We have a culture around us that is given to much talk. We should be glad for it. We can’t be upset about the devices that enhance our communication or that a younger generation is highly verbal and eager for connection. We also can’t be upset about the tremendous avenues of media we all enjoy and learn from.
Yet all of this can set us up to confuse the talking and the doing, the describing of solutions with the actual solutions themselves. My metaphor for this is confusing the locker room for the game.
The locker room is where you assemble your gear and talk over the game. Strategies are outlined. Last minute plays are designed. Inspirational talks are given. The locker room is important, both before and during the game. But it isn’t the game. To play the game you have to leave the locker room and get on the field.
I’m concerned that in our high talk culture, leaders sometimes mistake meetings and discussion for action. We speak these days of having “conversations” about a problem as though those conversations are the solutions to problems. They usually aren’t.
Don’t get me wrong. I believe in conversations and discussions and anything that extends communication and paves a way for meaningful action. Remember what I do for a living!
Here is my concern. The CEO arranges discussions among his team members, schedules lunches for conversations, has notes distributed about the content of those discussions, and tells his board that the conversations went well. Then he goes on feeling good about what he’s done—having never actually acted on anything all the talk was about.
He’s in the locker room.

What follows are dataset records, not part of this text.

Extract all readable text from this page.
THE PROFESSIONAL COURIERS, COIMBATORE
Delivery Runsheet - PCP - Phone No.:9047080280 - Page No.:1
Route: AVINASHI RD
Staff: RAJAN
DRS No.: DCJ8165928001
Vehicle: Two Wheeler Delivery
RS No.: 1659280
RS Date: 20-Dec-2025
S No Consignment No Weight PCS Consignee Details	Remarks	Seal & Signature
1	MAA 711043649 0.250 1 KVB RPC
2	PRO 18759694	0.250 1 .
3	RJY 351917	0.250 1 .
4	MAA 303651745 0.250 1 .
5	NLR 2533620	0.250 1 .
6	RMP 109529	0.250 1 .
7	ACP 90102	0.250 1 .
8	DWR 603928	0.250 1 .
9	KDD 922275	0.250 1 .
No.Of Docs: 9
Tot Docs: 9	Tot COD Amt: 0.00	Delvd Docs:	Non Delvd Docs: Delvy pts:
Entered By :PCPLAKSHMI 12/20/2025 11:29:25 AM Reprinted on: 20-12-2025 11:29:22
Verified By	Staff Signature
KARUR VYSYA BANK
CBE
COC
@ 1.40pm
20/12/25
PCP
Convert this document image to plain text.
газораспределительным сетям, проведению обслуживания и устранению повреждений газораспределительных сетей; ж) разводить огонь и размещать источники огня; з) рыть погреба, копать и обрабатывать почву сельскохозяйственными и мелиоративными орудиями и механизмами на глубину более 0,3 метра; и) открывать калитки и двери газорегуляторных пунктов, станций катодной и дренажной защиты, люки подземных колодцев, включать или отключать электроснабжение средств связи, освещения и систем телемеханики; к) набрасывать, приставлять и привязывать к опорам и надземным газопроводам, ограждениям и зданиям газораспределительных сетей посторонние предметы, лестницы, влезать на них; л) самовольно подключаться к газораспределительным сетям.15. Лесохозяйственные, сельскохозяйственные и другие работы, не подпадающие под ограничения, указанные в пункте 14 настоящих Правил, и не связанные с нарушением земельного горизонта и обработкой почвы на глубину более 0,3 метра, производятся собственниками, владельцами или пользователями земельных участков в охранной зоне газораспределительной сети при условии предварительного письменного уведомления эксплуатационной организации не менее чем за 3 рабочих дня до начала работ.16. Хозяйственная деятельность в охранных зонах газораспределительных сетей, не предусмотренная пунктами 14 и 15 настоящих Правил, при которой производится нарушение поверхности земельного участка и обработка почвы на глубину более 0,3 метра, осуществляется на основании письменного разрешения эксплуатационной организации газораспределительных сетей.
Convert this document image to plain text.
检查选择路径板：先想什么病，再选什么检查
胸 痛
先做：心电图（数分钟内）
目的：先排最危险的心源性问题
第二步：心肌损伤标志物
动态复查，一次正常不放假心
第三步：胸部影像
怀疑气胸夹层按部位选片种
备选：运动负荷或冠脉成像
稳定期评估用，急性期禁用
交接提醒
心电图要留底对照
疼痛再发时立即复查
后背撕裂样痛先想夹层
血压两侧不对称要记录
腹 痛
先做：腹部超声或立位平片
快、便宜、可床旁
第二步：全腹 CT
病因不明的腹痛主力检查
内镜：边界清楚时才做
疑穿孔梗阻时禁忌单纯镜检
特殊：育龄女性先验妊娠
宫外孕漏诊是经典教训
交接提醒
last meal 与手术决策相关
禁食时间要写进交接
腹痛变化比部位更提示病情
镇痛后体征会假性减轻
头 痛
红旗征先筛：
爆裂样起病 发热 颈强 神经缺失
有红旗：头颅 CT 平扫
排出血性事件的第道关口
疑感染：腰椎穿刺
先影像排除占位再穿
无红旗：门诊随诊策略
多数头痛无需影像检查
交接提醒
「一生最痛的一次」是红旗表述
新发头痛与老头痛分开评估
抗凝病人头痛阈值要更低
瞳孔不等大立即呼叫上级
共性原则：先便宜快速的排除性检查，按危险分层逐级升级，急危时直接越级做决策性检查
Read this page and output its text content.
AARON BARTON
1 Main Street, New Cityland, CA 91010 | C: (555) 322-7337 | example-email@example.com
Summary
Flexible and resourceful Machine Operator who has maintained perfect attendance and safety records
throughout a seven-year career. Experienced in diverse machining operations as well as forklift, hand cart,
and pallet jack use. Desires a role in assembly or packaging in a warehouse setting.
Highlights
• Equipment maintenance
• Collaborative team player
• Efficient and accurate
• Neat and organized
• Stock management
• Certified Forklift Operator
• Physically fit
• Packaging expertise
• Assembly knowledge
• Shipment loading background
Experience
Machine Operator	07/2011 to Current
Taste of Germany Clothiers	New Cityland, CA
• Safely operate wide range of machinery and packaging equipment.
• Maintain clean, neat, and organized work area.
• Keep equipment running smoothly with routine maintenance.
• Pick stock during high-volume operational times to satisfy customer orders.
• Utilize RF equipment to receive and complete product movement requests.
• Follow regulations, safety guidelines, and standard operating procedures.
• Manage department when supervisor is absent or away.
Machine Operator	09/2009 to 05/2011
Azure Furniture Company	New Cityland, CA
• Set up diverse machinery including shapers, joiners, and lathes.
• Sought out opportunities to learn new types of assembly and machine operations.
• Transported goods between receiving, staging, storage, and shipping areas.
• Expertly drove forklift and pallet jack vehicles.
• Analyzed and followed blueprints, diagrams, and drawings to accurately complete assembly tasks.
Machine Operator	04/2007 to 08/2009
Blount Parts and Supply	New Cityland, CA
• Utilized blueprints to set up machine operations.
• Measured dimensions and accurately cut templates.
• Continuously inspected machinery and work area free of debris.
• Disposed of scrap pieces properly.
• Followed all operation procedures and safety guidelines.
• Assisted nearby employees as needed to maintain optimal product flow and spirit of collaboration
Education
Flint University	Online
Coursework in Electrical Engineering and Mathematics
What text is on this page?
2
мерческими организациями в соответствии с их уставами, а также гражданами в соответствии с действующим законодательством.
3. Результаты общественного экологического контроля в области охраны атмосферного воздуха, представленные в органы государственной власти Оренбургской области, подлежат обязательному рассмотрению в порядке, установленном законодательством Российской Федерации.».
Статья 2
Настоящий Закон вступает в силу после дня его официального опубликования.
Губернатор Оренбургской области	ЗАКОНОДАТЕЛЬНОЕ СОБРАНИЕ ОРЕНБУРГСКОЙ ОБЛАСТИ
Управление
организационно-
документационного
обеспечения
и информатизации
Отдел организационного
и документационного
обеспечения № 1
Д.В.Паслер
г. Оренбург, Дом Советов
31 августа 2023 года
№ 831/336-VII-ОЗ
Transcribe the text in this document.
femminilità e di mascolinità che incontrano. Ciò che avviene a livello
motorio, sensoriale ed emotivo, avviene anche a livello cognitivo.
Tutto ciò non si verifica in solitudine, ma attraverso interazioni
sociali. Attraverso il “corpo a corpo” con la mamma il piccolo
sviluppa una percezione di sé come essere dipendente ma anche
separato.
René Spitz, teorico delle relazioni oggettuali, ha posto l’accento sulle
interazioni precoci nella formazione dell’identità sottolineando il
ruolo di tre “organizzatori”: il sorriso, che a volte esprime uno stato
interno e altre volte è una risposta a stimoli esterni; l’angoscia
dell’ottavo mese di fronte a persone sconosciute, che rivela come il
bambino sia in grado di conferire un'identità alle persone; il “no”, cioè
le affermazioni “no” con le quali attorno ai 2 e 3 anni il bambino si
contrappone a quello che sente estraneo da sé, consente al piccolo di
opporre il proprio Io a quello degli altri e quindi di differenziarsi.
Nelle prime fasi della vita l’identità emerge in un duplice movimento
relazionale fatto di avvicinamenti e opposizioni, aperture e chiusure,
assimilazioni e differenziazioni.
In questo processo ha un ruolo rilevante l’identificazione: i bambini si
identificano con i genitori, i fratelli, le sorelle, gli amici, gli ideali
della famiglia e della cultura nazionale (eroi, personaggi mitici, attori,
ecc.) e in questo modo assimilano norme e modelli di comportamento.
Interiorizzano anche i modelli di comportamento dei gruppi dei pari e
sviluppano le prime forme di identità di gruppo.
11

He’s prompted talk and strategy sessions galore, but never fixed the problem or addressed the need or answered the hurt or built what is needed. He’s just done a magnificent job of describing what the game might look like. He has yet to run out of the locker room door and actually play the game.
Semanticists use some language I’ve started using as well. They speak of Map/Territory Confusion. If you are looking at a map of Ghana, you aren’t looking at Ghana. You are looking at a representation of Ghana. It is likely somewhat accurate, but it isn’t the real thing. You’ll have to go to Ghana for the real thing. You’ll have to use the map but not think the map is the place. It isn’t.
Leaders who make this mistake reap the whirlwind. If you’ve held numerous conversations about sex abuse in your company but never actually eradicated it, you’re in the locker room but not in the game. You’re studying the problem, not fixing it. It’s the same with the underperformance of your sales team or the complaints from your minority team members or the dysfunctions in shipping. You actually frustrate everyone more because you raise hopes that are only dashed by your inaction.
A final thought. This confusing of the locker room and the game is more common among leaders with academic backgrounds. They’ve approached leadership largely from books, lectures, and graduate seminars. They rarely had to take action. I love books, lectures, and graduate seminars. They just don’t automatically lead to action.
Bottom line: Don’t settle until the deed is done. Talk is not action. Spend the time in the locker room that you need. Then leave it and play the game well.